One day during free block an hour or so before the parents arrived I sat down in the section of the cafeteria marked as the play area where Larissa was playing with the Etch-a-Sketch. She sat on one of the cushions and I sat in the large rocking chair that a parent had donated. (How I wish it had been there that night I had Raymond sleeping in my lap)
"What are you drawing?" I asked looking over her shoulder.
"I'm trying to draw a castle." She said turning the knobs this way and that. "But I'm having a hard time. Can you help me?"

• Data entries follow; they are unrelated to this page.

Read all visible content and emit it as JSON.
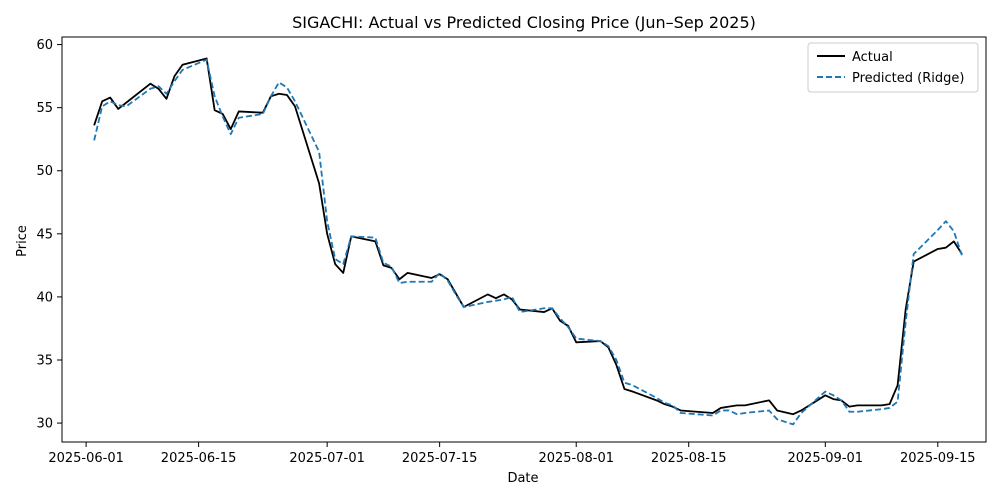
{
  "chart_data": {
    "type": "line",
    "title": "SIGACHI: Actual vs Predicted Closing Price (Jun–Sep 2025)",
    "xlabel": "Date",
    "ylabel": "Price",
    "xlim": [
      "2025-05-29",
      "2025-09-21"
    ],
    "ylim": [
      28.5,
      60.6
    ],
    "x_ticks": [
      "2025-06-01",
      "2025-06-15",
      "2025-07-01",
      "2025-07-15",
      "2025-08-01",
      "2025-08-15",
      "2025-09-01",
      "2025-09-15"
    ],
    "y_ticks": [
      30,
      35,
      40,
      45,
      50,
      55,
      60
    ],
    "grid": false,
    "legend_position": "top-right",
    "x": [
      "2025-06-02",
      "2025-06-03",
      "2025-06-04",
      "2025-06-05",
      "2025-06-06",
      "2025-06-09",
      "2025-06-10",
      "2025-06-11",
      "2025-06-12",
      "2025-06-13",
      "2025-06-16",
      "2025-06-17",
      "2025-06-18",
      "2025-06-19",
      "2025-06-20",
      "2025-06-23",
      "2025-06-24",
      "2025-06-25",
      "2025-06-26",
      "2025-06-27",
      "2025-06-30",
      "2025-07-01",
      "2025-07-02",
      "2025-07-03",
      "2025-07-04",
      "2025-07-07",
      "2025-07-08",
      "2025-07-09",
      "2025-07-10",
      "2025-07-11",
      "2025-07-14",
      "2025-07-15",
      "2025-07-16",
      "2025-07-17",
      "2025-07-18",
      "2025-07-21",
      "2025-07-22",
      "2025-07-23",
      "2025-07-24",
      "2025-07-25",
      "2025-07-28",
      "2025-07-29",
      "2025-07-30",
      "2025-07-31",
      "2025-08-01",
      "2025-08-04",
      "2025-08-05",
      "2025-08-06",
      "2025-08-07",
      "2025-08-08",
      "2025-08-11",
      "2025-08-12",
      "2025-08-13",
      "2025-08-14",
      "2025-08-18",
      "2025-08-19",
      "2025-08-20",
      "2025-08-21",
      "2025-08-22",
      "2025-08-25",
      "2025-08-26",
      "2025-08-28",
      "2025-08-29",
      "2025-09-01",
      "2025-09-02",
      "2025-09-03",
      "2025-09-04",
      "2025-09-05",
      "2025-09-08",
      "2025-09-09",
      "2025-09-10",
      "2025-09-11",
      "2025-09-12",
      "2025-09-15",
      "2025-09-16",
      "2025-09-17",
      "2025-09-18"
    ],
    "series": [
      {
        "name": "Actual",
        "color": "#000000",
        "style": "solid",
        "values": [
          53.6,
          55.5,
          55.8,
          54.9,
          55.4,
          56.9,
          56.5,
          55.7,
          57.5,
          58.4,
          58.9,
          54.8,
          54.5,
          53.3,
          54.7,
          54.6,
          55.9,
          56.1,
          56.0,
          55.1,
          49.0,
          45.0,
          42.6,
          41.9,
          44.8,
          44.4,
          42.5,
          42.3,
          41.4,
          41.9,
          41.5,
          41.8,
          41.4,
          40.3,
          39.2,
          40.2,
          39.9,
          40.2,
          39.8,
          39.0,
          38.8,
          39.1,
          38.1,
          37.7,
          36.4,
          36.5,
          36.0,
          34.6,
          32.7,
          32.5,
          31.8,
          31.5,
          31.3,
          31.0,
          30.8,
          31.2,
          31.3,
          31.4,
          31.4,
          31.8,
          31.0,
          30.7,
          31.0,
          32.2,
          31.9,
          31.8,
          31.3,
          31.4,
          31.4,
          31.5,
          33.0,
          39.0,
          42.8,
          43.8,
          43.9,
          44.4,
          43.4
        ]
      },
      {
        "name": "Predicted (Ridge)",
        "color": "#1f77b4",
        "style": "dashed",
        "values": [
          52.4,
          55.1,
          55.5,
          55.2,
          55.1,
          56.5,
          56.7,
          56.1,
          57.1,
          58.0,
          58.8,
          55.9,
          54.3,
          52.9,
          54.2,
          54.5,
          55.9,
          57.0,
          56.6,
          55.5,
          51.5,
          46.0,
          43.0,
          42.6,
          44.8,
          44.7,
          42.7,
          42.4,
          41.1,
          41.2,
          41.2,
          41.9,
          41.3,
          40.2,
          39.2,
          39.6,
          39.7,
          39.8,
          40.0,
          38.8,
          39.1,
          39.1,
          38.3,
          37.6,
          36.7,
          36.5,
          36.1,
          35.0,
          33.2,
          33.0,
          32.0,
          31.6,
          31.4,
          30.8,
          30.6,
          31.0,
          31.0,
          30.7,
          30.8,
          31.0,
          30.3,
          29.9,
          30.8,
          32.5,
          32.2,
          31.8,
          30.9,
          30.9,
          31.1,
          31.2,
          31.7,
          38.0,
          43.4,
          45.3,
          46.0,
          45.2,
          43.3
        ]
      }
    ]
  }
}
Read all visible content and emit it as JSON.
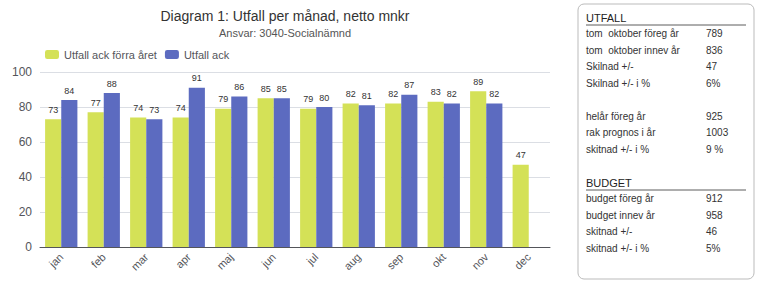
{
  "chart_data": {
    "type": "bar",
    "title": "Diagram 1: Utfall per månad, netto mnkr",
    "subtitle": "Ansvar: 3040-Socialnämnd",
    "categories": [
      "jan",
      "feb",
      "mar",
      "apr",
      "maj",
      "jun",
      "jul",
      "aug",
      "sep",
      "okt",
      "nov",
      "dec"
    ],
    "series": [
      {
        "name": "Utfall ack förra året",
        "color": "#d4e157",
        "values": [
          73,
          77,
          74,
          74,
          79,
          85,
          79,
          82,
          82,
          83,
          89,
          47
        ]
      },
      {
        "name": "Utfall ack",
        "color": "#5c6bc0",
        "values": [
          84,
          88,
          73,
          91,
          86,
          85,
          80,
          81,
          87,
          82,
          82,
          null
        ]
      }
    ],
    "ylim": [
      0,
      100
    ],
    "yticks": [
      0,
      20,
      40,
      60,
      80,
      100
    ],
    "grid": true,
    "legend": "top",
    "data_labels": true,
    "annotations": [
      [
        [
          "UTFALL"
        ],
        [
          "tom  oktober föreg år",
          "789"
        ],
        [
          "tom  oktober innev år",
          "836"
        ],
        [
          "Skilnad +/-",
          "47"
        ],
        [
          "Skilnad +/- i %",
          "6%"
        ]
      ],
      [
        [
          "helår föreg år",
          "925"
        ],
        [
          "rak prognos i år",
          "1003"
        ],
        [
          "skitnad +/- i %",
          "9 %"
        ]
      ],
      [
        [
          "BUDGET"
        ],
        [
          "budget föreg år",
          "912"
        ],
        [
          "budget innev år",
          "958"
        ],
        [
          "skitnad +/-",
          "46"
        ],
        [
          "skitnad +/- i %",
          "5%"
        ]
      ]
    ]
  }
}
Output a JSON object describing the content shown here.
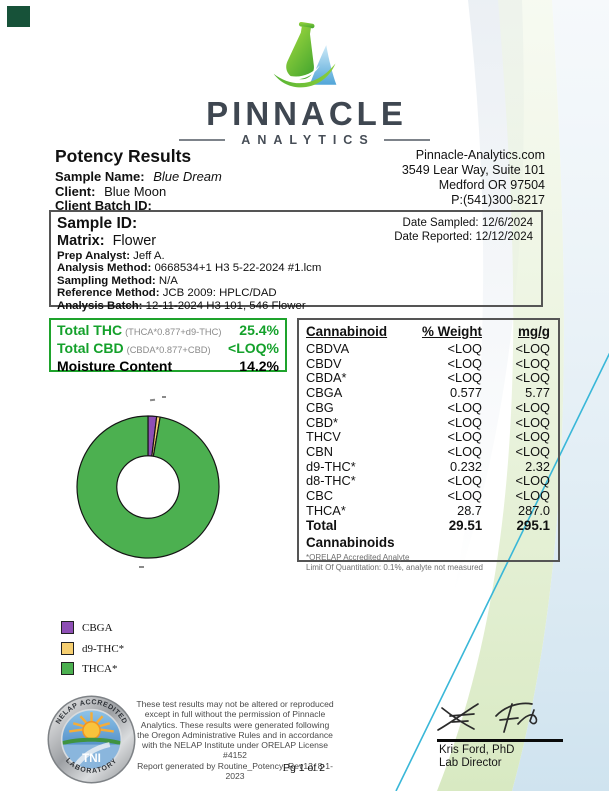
{
  "logo": {
    "brand": "PINNACLE",
    "sub": "ANALYTICS"
  },
  "header": {
    "title": "Potency Results",
    "sample_name_label": "Sample Name:",
    "sample_name": "Blue Dream",
    "client_label": "Client:",
    "client": "Blue Moon",
    "client_batch_label": "Client Batch ID:",
    "client_batch": "",
    "website": "Pinnacle-Analytics.com",
    "address1": "3549 Lear Way, Suite 101",
    "address2": "Medford OR 97504",
    "phone": "P:(541)300-8217"
  },
  "sample_box": {
    "sample_id_label": "Sample ID:",
    "sample_id": "",
    "matrix_label": "Matrix:",
    "matrix": "Flower",
    "fields": [
      {
        "label": "Prep Analyst:",
        "value": "Jeff A."
      },
      {
        "label": "Analysis Method:",
        "value": "0668534+1 H3 5-22-2024 #1.lcm"
      },
      {
        "label": "Sampling Method:",
        "value": "N/A"
      },
      {
        "label": "Reference Method:",
        "value": "JCB 2009: HPLC/DAD"
      },
      {
        "label": "Analysis Batch:",
        "value": "12-11-2024 H3 101, 546 Flower"
      }
    ],
    "date_sampled_label": "Date Sampled:",
    "date_sampled": "12/6/2024",
    "date_reported_label": "Date Reported:",
    "date_reported": "12/12/2024"
  },
  "summary_box": {
    "accent_color": "#14a12b",
    "rows": [
      {
        "label": "Total THC",
        "formula": "(THCA*0.877+d9-THC)",
        "value": "25.4%",
        "color": "green"
      },
      {
        "label": "Total CBD",
        "formula": "(CBDA*0.877+CBD)",
        "value": "<LOQ%",
        "color": "green"
      },
      {
        "label": "Moisture Content",
        "formula": "",
        "value": "14.2%",
        "color": "black"
      }
    ]
  },
  "cannabinoid_table": {
    "headers": [
      "Cannabinoid",
      "% Weight",
      "mg/g"
    ],
    "rows": [
      [
        "CBDVA",
        "<LOQ",
        "<LOQ"
      ],
      [
        "CBDV",
        "<LOQ",
        "<LOQ"
      ],
      [
        "CBDA*",
        "<LOQ",
        "<LOQ"
      ],
      [
        "CBGA",
        "0.577",
        "5.77"
      ],
      [
        "CBG",
        "<LOQ",
        "<LOQ"
      ],
      [
        "CBD*",
        "<LOQ",
        "<LOQ"
      ],
      [
        "THCV",
        "<LOQ",
        "<LOQ"
      ],
      [
        "CBN",
        "<LOQ",
        "<LOQ"
      ],
      [
        "d9-THC*",
        "0.232",
        "2.32"
      ],
      [
        "d8-THC*",
        "<LOQ",
        "<LOQ"
      ],
      [
        "CBC",
        "<LOQ",
        "<LOQ"
      ],
      [
        "THCA*",
        "28.7",
        "287.0"
      ]
    ],
    "total_row": [
      "Total Cannabinoids",
      "29.51",
      "295.1"
    ],
    "footnotes": [
      "*ORELAP Accredited Analyte",
      "Limit Of Quantitation: 0.1%, analyte not measured"
    ]
  },
  "chart_data": {
    "type": "pie",
    "subtype": "donut",
    "labels": [
      "CBGA",
      "d9-THC*",
      "THCA*"
    ],
    "values": [
      0.577,
      0.232,
      28.7
    ],
    "unit": "% weight",
    "colors": [
      "#8e4fb5",
      "#f6cf70",
      "#4cb050"
    ],
    "edge_color": "#151515",
    "start_angle_deg": 90,
    "direction": "clockwise",
    "inner_radius_ratio": 0.44,
    "legend_position": "lower-left"
  },
  "legend": {
    "items": [
      {
        "label": "CBGA",
        "color": "#8e4fb5"
      },
      {
        "label": "d9-THC*",
        "color": "#f6cf70"
      },
      {
        "label": "THCA*",
        "color": "#4cb050"
      }
    ]
  },
  "footer": {
    "seal": {
      "top_text": "NELAP ACCREDITED",
      "bottom_text": "LABORATORY",
      "center_text": "TNI"
    },
    "disclaimer_lines": [
      "These test results may not be altered or reproduced",
      "except in full without the permission of Pinnacle",
      "Analytics. These results were generated following",
      "the Oregon Administrative Rules and in accordance",
      "with the NELAP Institute under ORELAP License #4152",
      "Report generated by Routine_Potency_Rev13_8-1-2023"
    ],
    "page_label": "Pg 1 of 2",
    "signature": {
      "name": "Kris Ford, PhD",
      "title": "Lab Director"
    }
  },
  "decor": {
    "accent_green": "#1ea32c",
    "band_green": "#d8e9c2",
    "band_blue": "#cfe3ef",
    "diagonal_line": "#39b7d8"
  }
}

"Sure." I answered. I went from the chair to one of the other cushions so that I could watch the screen as she worked the knobs. "Okay, first you want to make some really high walls."
After shaking it clean Larissa used the vertical knob to make two lines strutting upwards from the bottom. She then connected them at the top with a long line for a roof.
"Okay, now the castle has to have a moat around it."
"What's that?" She asked.
"Well, a moat is a large pit of water dug around a castle. When the drawbridge goes up nobody can get in unless they swim over."
Larissa made a circle around the castle and then we had our moat.
"Better put some crocodiles in there. They'll eat anyone who tries to get in." I suggested, bearing my teeth and mimicking a biting crocodile. Larissa giggled and asked me what next. "Well, what do castle's usually have in stories?"
"Oh yeah, I forgot the draw bridge!" Larissa drew the draw bridge on one side of the castle, which was pretty much just a straight line going over the moat.
We added some towers, and a lot of vines for the prince to climb up.
"Good job," I smiled warmly.
Of course, as is the fate with most Etch-a-Sketch drawings this one got erased before the day was out. But it's in my mind even now and it's the memory I think of most when I think of Larissa.